Dat wist iedereen, want Wim stak zijn liefde niet onder stoelen of banken en had altijd wel een grappig verhaal paraat.

In de overdenking vertelde dominee Sybrand van Dijk dat Wim in zijn geloof een enorme groei had doorgemaakt.
Hij kwam nog uit de tijd dat de gereformeerde kerk pretendeerde het enige, ware geloof te zijn.
Ook het Godsbeeld en het omgaan met de eindigheid van het leven was in de loop van de jaren nogal veranderd; daarover was hij heel open en sprak hij ook met andere mensen.
We zongen o.a. “Licht dat ons aanstoot in de morgen’, een lied van Huub Oosterhuis.
Oosterhuis was belangrijk voor Wim en Gré; de voorganger haalde woorden aan uit zijn rouwadvertentie die Gré destijds had uitgeknipt.  “Hij maakte oude woorden nieuw en gaf ons taal om nu gelovig te leven.”

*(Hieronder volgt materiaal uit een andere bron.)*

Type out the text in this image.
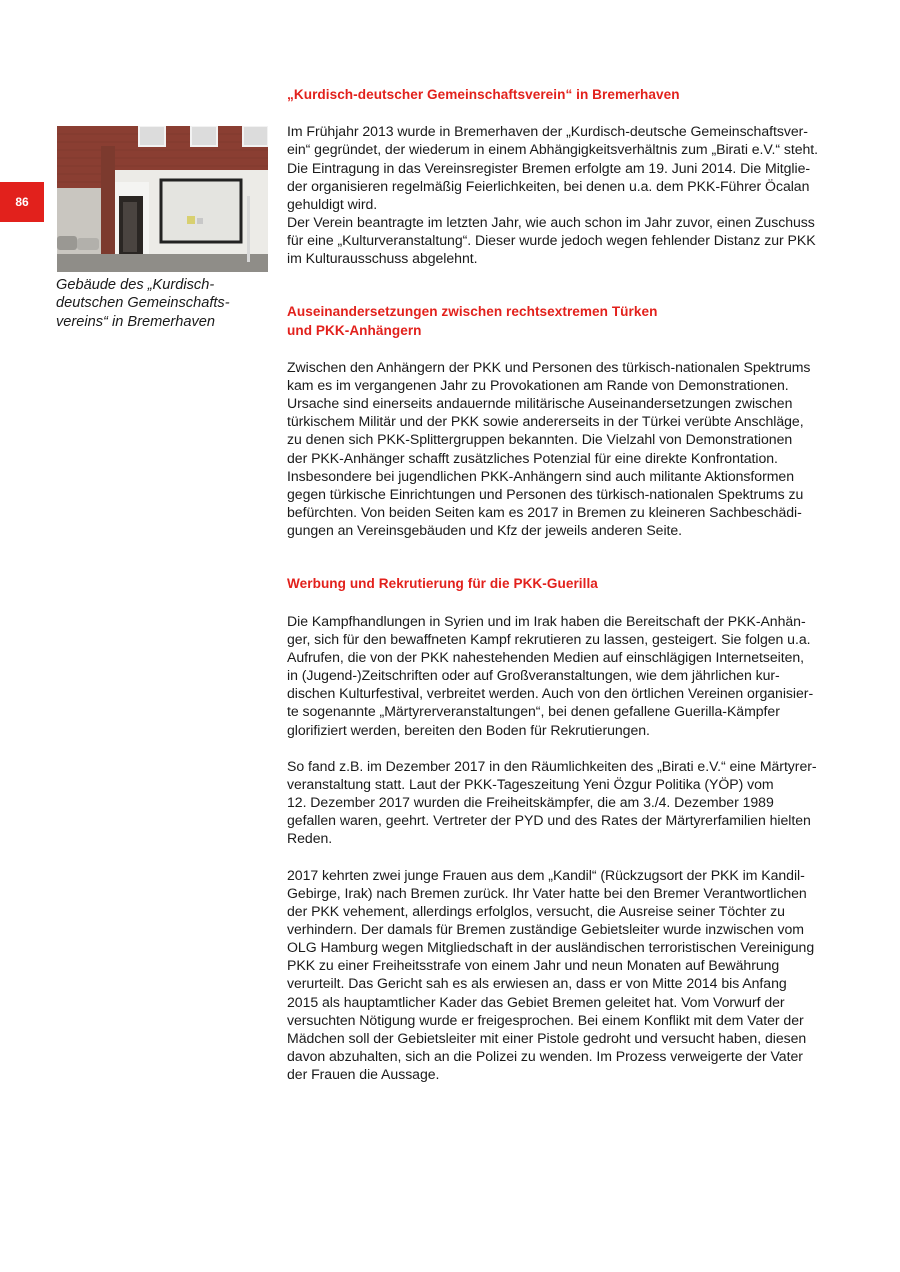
86
Gebäude des „Kurdisch-
deutschen Gemeinschafts-
vereins“ in Bremerhaven
„Kurdisch-deutscher Gemeinschaftsverein“ in Bremerhaven

Im Frühjahr 2013 wurde in Bremerhaven der „Kurdisch-deutsche Gemeinschaftsver-
ein“ gegründet, der wiederum in einem Abhängigkeitsverhältnis zum „Birati e.V.“ steht.
Die Eintragung in das Vereinsregister Bremen erfolgte am 19. Juni 2014. Die Mitglie-
der organisieren regelmäßig Feierlichkeiten, bei denen u.a. dem PKK-Führer Öcalan
gehuldigt wird.
Der Verein beantragte im letzten Jahr, wie auch schon im Jahr zuvor, einen Zuschuss
für eine „Kulturveranstaltung“. Dieser wurde jedoch wegen fehlender Distanz zur PKK
im Kulturausschuss abgelehnt.

Auseinandersetzungen zwischen rechtsextremen Türken
und PKK-Anhängern

Zwischen den Anhängern der PKK und Personen des türkisch-nationalen Spektrums
kam es im vergangenen Jahr zu Provokationen am Rande von Demonstrationen.
Ursache sind einerseits andauernde militärische Auseinandersetzungen zwischen
türkischem Militär und der PKK sowie andererseits in der Türkei verübte Anschläge,
zu denen sich PKK-Splittergruppen bekannten. Die Vielzahl von Demonstrationen
der PKK-Anhänger schafft zusätzliches Potenzial für eine direkte Konfrontation.
Insbesondere bei jugendlichen PKK-Anhängern sind auch militante Aktionsformen
gegen türkische Einrichtungen und Personen des türkisch-nationalen Spektrums zu
befürchten. Von beiden Seiten kam es 2017 in Bremen zu kleineren Sachbeschädi-
gungen an Vereinsgebäuden und Kfz der jeweils anderen Seite.

Werbung und Rekrutierung für die PKK-Guerilla

Die Kampfhandlungen in Syrien und im Irak haben die Bereitschaft der PKK-Anhän-
ger, sich für den bewaffneten Kampf rekrutieren zu lassen, gesteigert. Sie folgen u.a.
Aufrufen, die von der PKK nahestehenden Medien auf einschlägigen Internetseiten,
in (Jugend-)Zeitschriften oder auf Großveranstaltungen, wie dem jährlichen kur-
dischen Kulturfestival, verbreitet werden. Auch von den örtlichen Vereinen organisier-
te sogenannte „Märtyrerveranstaltungen“, bei denen gefallene Guerilla-Kämpfer
glorifiziert werden, bereiten den Boden für Rekrutierungen.

So fand z.B. im Dezember 2017 in den Räumlichkeiten des „Birati e.V.“ eine Märtyrer-
veranstaltung statt. Laut der PKK-Tageszeitung Yeni Özgur Politika (YÖP) vom
12. Dezember 2017 wurden die Freiheitskämpfer, die am 3./4. Dezember 1989
gefallen waren, geehrt. Vertreter der PYD und des Rates der Märtyrerfamilien hielten
Reden.

2017 kehrten zwei junge Frauen aus dem „Kandil“ (Rückzugsort der PKK im Kandil-
Gebirge, Irak) nach Bremen zurück. Ihr Vater hatte bei den Bremer Verantwortlichen
der PKK vehement, allerdings erfolglos, versucht, die Ausreise seiner Töchter zu
verhindern. Der damals für Bremen zuständige Gebietsleiter wurde inzwischen vom
OLG Hamburg wegen Mitgliedschaft in der ausländischen terroristischen Vereinigung
PKK zu einer Freiheitsstrafe von einem Jahr und neun Monaten auf Bewährung
verurteilt. Das Gericht sah es als erwiesen an, dass er von Mitte 2014 bis Anfang
2015 als hauptamtlicher Kader das Gebiet Bremen geleitet hat. Vom Vorwurf der
versuchten Nötigung wurde er freigesprochen. Bei einem Konflikt mit dem Vater der
Mädchen soll der Gebietsleiter mit einer Pistole gedroht und versucht haben, diesen
davon abzuhalten, sich an die Polizei zu wenden. Im Prozess verweigerte der Vater
der Frauen die Aussage.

Toen hij te horen had gekregen dat hij nog maar enkele maanden te leven had, berustte hij in zijn lot, maar hij behield de regie. Hij stelde zich voor dat hij zijn lichaam zou afleggen en dat hij zou worden ontvangen in het licht. “Want” zei hij “er is mij een nieuwe wereld beloofd. En als dat niet zo is, dan hebben ze me flink belazerd.”
Op z’n Wims; niet altijd citeerbaar.

Het laatste lied dat we zongen was ‘Ga met God en Hij zal met je zijn’.
Links naast mij zongen Gerard en Fokke de tenorpartij en Truus de sopraan, aan de andere kant van mij zong Jaap (cantorij-bas) de baspartij en ik zong de alt. Zo deden we, als een klein stukje Catharinacantorij, meerstemmig zingend, onze koorvriend uitgeleide.

Wim en Gré zijn op deze website lezer van de maand geweest in januari 2021.
Hierbij een link naar hun verhaal

Reageren

8 mei: Rimpels.

Ook een bankdirecteur kan dement worden.
In mijn leven heb ik een aantal mensen gekend die dit overkwam, maar sinds ik bij Team290 werk (sinds januari 2021) weet ik er veel meer van.
Door de inhoud van de brieven die ik redigeer die worden verstuurd aan de huisarts.
Door de verhalen bij de koffie over de schrijnende toestanden die onze casemanagers soms aantreffen.
De boosheid van cliënten die niet meer mogen autorijden.
De onmacht en de oververmoeidheid van de mantelzorgers.
Het zoeken naar een plekje bij een crisis.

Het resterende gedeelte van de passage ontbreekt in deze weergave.